Julia: Is Elaine Levitch Inspired by a Real TV Director?

Max’s ‘Julia’ presents a dramatized account of Julia Child and her pioneering career as a Celebrity Chef, recognized across America for her charm and talents. As the show embarks on its second season, so does Julia fittingly tackle another season of her cooking show, ‘The French Chef,’ which has grown into a countrywide phenomenon, attracting a large audience. As a result, the show’s head producer, Alice Naman, pulls a few strings and manages to get a big-time director, Elaine Levitch, on board.

Although Elaine’s addition to the production’s family promises great things for ‘The French Chef’ and its future, it doesn’t come without its fallbacks. Consequently, while others like Alice bond with the former CBS director and collaborate productively with her, the star of the show, Julia, finds herself off to a rocky start with the other woman. Therefore, Elaine’s storyline brings something new to the narrative and contributes significantly to Julia’s career. However, how much of that storyline is actually based on reality?

Elaine Levitch: The New Director

‘Julia’ is a biographical drama that mines inspiration from the real-life culinary icon Julia Child. As a result, more often than not, the characters depicted within the show end up being fictionalized versions of real-life individuals. Nevertheless, the show doesn’t shy away from equipping its creative liberties and introducing fictional elements to its narrative. Thus, with little connection to the real life of Julia Child, Elaine Levitch remains a fictionalized element.

Elaine’s career as a director, especially as a woman in a male-dominated industry during the 1960s, presents her defining feature as a character. Though most of her past continues to be shrouded in mystery during the season’s first half, the woman has an impressive portfolio due to her employment at CBS. Therefore, recognizing the irreplaceable value she could bring to the table, Alice invites her to join Julia’s team.

While the instance becomes a significant moment in ‘The French Chef’ production within the Max show, such an occurrence likely never occurred in real life. Although Julia Child is recognized as a feminist icon, given her contribution to female TV representation, there is no record of the Chef having a female director throughout her cooking show’s lifetime. Repeatedly, names like Russell Morash and David Atwood come up alongside other male directors. Yet, no female directors can be found credited for their contribution to ‘The French Chef.’

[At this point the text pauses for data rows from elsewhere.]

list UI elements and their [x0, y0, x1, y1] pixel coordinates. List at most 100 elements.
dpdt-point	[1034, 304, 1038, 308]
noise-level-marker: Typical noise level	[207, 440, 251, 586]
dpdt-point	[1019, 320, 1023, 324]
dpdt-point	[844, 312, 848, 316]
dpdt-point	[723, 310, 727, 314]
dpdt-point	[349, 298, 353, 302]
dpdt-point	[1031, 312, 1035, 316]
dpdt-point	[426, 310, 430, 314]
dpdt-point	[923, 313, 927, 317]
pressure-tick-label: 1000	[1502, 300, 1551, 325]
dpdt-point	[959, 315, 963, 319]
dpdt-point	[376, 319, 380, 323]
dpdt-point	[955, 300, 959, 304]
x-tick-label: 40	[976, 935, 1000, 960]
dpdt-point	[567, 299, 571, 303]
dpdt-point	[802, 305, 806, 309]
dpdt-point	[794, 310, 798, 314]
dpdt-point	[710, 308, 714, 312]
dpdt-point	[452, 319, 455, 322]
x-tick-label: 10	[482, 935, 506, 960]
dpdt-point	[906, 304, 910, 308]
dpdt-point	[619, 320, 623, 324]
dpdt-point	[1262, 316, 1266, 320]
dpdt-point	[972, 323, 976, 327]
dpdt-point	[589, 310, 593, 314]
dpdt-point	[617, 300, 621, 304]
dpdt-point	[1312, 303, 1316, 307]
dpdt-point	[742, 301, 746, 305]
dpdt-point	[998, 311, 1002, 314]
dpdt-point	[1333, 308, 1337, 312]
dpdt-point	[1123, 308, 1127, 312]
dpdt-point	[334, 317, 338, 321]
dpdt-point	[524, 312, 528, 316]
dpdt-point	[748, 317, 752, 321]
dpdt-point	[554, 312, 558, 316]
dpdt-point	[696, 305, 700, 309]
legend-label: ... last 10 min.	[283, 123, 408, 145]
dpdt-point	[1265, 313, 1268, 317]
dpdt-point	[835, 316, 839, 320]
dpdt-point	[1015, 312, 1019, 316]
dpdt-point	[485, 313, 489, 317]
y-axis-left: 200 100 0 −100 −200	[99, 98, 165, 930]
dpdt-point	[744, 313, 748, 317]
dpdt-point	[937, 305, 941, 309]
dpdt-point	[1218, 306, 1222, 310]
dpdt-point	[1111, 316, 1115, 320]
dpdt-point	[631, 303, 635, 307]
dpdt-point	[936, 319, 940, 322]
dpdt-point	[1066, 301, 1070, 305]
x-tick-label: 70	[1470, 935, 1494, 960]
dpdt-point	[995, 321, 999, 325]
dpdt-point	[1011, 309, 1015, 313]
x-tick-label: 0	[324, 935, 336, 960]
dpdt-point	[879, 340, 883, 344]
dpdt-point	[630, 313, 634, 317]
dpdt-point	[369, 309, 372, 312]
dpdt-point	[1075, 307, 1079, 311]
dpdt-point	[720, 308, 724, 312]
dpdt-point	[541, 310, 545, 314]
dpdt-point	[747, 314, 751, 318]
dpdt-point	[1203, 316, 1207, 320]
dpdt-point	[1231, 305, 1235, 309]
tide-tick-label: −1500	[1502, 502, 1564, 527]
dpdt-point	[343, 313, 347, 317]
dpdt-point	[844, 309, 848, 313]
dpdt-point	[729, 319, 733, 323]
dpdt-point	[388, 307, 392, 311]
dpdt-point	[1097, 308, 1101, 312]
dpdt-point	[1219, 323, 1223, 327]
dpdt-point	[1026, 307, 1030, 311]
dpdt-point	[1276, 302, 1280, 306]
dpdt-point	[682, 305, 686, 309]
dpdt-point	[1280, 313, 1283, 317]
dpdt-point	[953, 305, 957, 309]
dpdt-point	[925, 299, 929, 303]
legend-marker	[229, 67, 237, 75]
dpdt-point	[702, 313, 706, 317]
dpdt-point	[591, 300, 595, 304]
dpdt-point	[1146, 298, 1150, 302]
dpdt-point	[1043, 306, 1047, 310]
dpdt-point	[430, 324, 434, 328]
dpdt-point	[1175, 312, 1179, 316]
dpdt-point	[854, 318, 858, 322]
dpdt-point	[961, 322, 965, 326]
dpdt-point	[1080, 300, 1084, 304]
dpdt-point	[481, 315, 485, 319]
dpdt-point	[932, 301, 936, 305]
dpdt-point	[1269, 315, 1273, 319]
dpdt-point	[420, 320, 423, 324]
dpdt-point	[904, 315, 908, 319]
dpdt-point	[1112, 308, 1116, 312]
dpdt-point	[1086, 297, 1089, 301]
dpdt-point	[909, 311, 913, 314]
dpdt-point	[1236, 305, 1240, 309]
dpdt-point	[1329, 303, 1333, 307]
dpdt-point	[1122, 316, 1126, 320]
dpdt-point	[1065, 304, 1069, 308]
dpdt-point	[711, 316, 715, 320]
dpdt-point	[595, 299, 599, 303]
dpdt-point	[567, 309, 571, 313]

For the same reason, it’s likely that Elaine Levitch was crafted without any traces of real life. In fact, when discussing her character, the show’s creator, Daniel Goldfarb, said, “We named her Elaine, inspired by [comedian/filmmaker] Elaine May. Rachel [Bloom] luckily was a fan of the show and wanted to be a part of it, and we got her, and she’s just so dynamic and has such charisma.”

As such, Elaine’s character remains a fictional addition to ‘Julia’s’ expanding universe. Nevertheless, the character helps highlight a crucial aspect of reality by bringing a rare aspect of Julia’s character to the forefront. “Julia was a trailblazing feminist, but she also had some old-fashioned ideas about women, and we wanted to dramatize that dichotomy and that complexity,” said Goldfarb. Consequently, Julia’s initial negative feelings toward Elaine’s leadership over her show showcase the complicated socio-political environment of the time where gender bias managed to affect even those contesting against it.

Furthermore, through Elaine’s addition as a contributor to ‘The French Chef’ from behind the camera, ‘Julia’ also portrays the real-life situation at GBH when the show was in production. According to the creator’s research, in real life, near ‘The French Chef’s’ end, women made up 75% of the people working on the show.

Thus, including Elaine’s voice in the mix allows the show to introduce more female perspectives and showcase a more diverse account of the female experience in professional spaces during the 60s. Ultimately, even though Elaine’s character remains confined to her fictionality, many of the storylines and themes that her character allows the show to explore are rooted in reality.